Kopfnuss

Toiletten-Affäre: Das Jahr für Menschenfreunde

2. April 2008, 5:20 Uhr |

»Schützt Humanismus denn vor gar nichts?« Leider nein, muss man regelmäßig auf die Frage des Schriftstellers Alfred Andersch antworten. Sie schützt Dieter Schwarz nicht davor, dass er in seinem Discounter-Reich die Banalität des Bösen herrschen lässt

Dieter ist Sohn des Lidl-Gründers Josef Schwarz, der mehrfache Milliardär hat es geschafft und kann es sich leisten als gebildeter Menschenfreund angesehen zu werden, auch oder vor allem was den Umgang mit seinen Angestellten anbelangt. Da wäre, wenn wir schon bei so einem gewichtigen Thema wie der Philantropie sind, die Toiletten- Affäre, die im Zuge des aufgedeckten Spionage-Skandals bei Lidl vergangene Woche ans Licht kam.

Jahrelang haben Detektive Angestellte bei Lidl auf deren Gang zum Klo »begleitet«. Wie oft jemand geht, wie lange er sich dort aufhält und möglicherweise auch wie viel Papier je Durchgang ein Angestellter benötigt, alles wichtige Daten, die fein säuberlich in Protokollen auftauchen. Dass allerdings eine Kündigung ausgesprochen wurde, mit dem Hinweis: Frau B. ernähre sich hauptsächlich durch fettreiche Kost, womit der im Lidl-Vergleich deutlich überproportionale Verbrauch von Toilettenpapier zu erklären sei, ist eine bösartige Erfindung gehässiger Journalisten. Richtig ist vielmehr, dass Frau B. nahe gelegt wurde, sie solle doch zum Lidl-Markt auf Sumatra wechseln. In Indonesien legt man nämlich noch Wert auf kulturelle Tradition wie der Reinigung lediglich mit Wasser und verzichtet auf Papier. Lidl wäre aber nicht Lidl, würde man seinen Angestellten nicht immer auch einen zweiten Weg zur Zusammenarbeit aufzeigen. Um das Arbeitsverhältnis aufrechtzuhalten, kann sich Frau B. auch vertraglich verpflichten, die Nahrungsaufnahme künftig einzustellen.

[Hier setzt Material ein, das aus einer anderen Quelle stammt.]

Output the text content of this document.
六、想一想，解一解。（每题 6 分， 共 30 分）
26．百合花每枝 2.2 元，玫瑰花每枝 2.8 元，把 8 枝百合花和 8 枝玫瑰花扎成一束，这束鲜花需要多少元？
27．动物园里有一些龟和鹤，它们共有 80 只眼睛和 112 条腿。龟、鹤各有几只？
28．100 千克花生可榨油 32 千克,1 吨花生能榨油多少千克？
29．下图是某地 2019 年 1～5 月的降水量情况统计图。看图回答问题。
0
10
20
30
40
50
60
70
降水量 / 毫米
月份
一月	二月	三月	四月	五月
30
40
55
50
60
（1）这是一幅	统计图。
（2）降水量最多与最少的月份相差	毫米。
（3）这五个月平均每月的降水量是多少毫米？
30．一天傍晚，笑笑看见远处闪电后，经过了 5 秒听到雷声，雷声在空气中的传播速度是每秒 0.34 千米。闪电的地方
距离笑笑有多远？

Wer könnte die Ohnmacht im Lidl-System besser verstehen als Menschfreund Dieter Schwarz. Willfährig und böswillig ist nun einmal die Natur des Menschen, vor allem wenn sie in Gestalt eines ruppigen Discounter-Chefs daherkommt. Und wie das bei besseren Menschen nun einmal so ist: Es gilt den Sachverhalt von einer höheren Warte aus zu betrachten.

Daher werden bei Lidl künftig Professoren und Dozenten der von Schwarz gestifteten Heilbronner Business School auf den Hochstand in den Filialen gesetzt, um die Toilettengänge des Lidl-Personals mit eigenen Augen zu verfolgen. Warum 2008 als »Anus Horribile« in die Lidl-Bilanz eingehen wird, wollen die klugen Köpfe in einer Festschrift feierlich darlegen.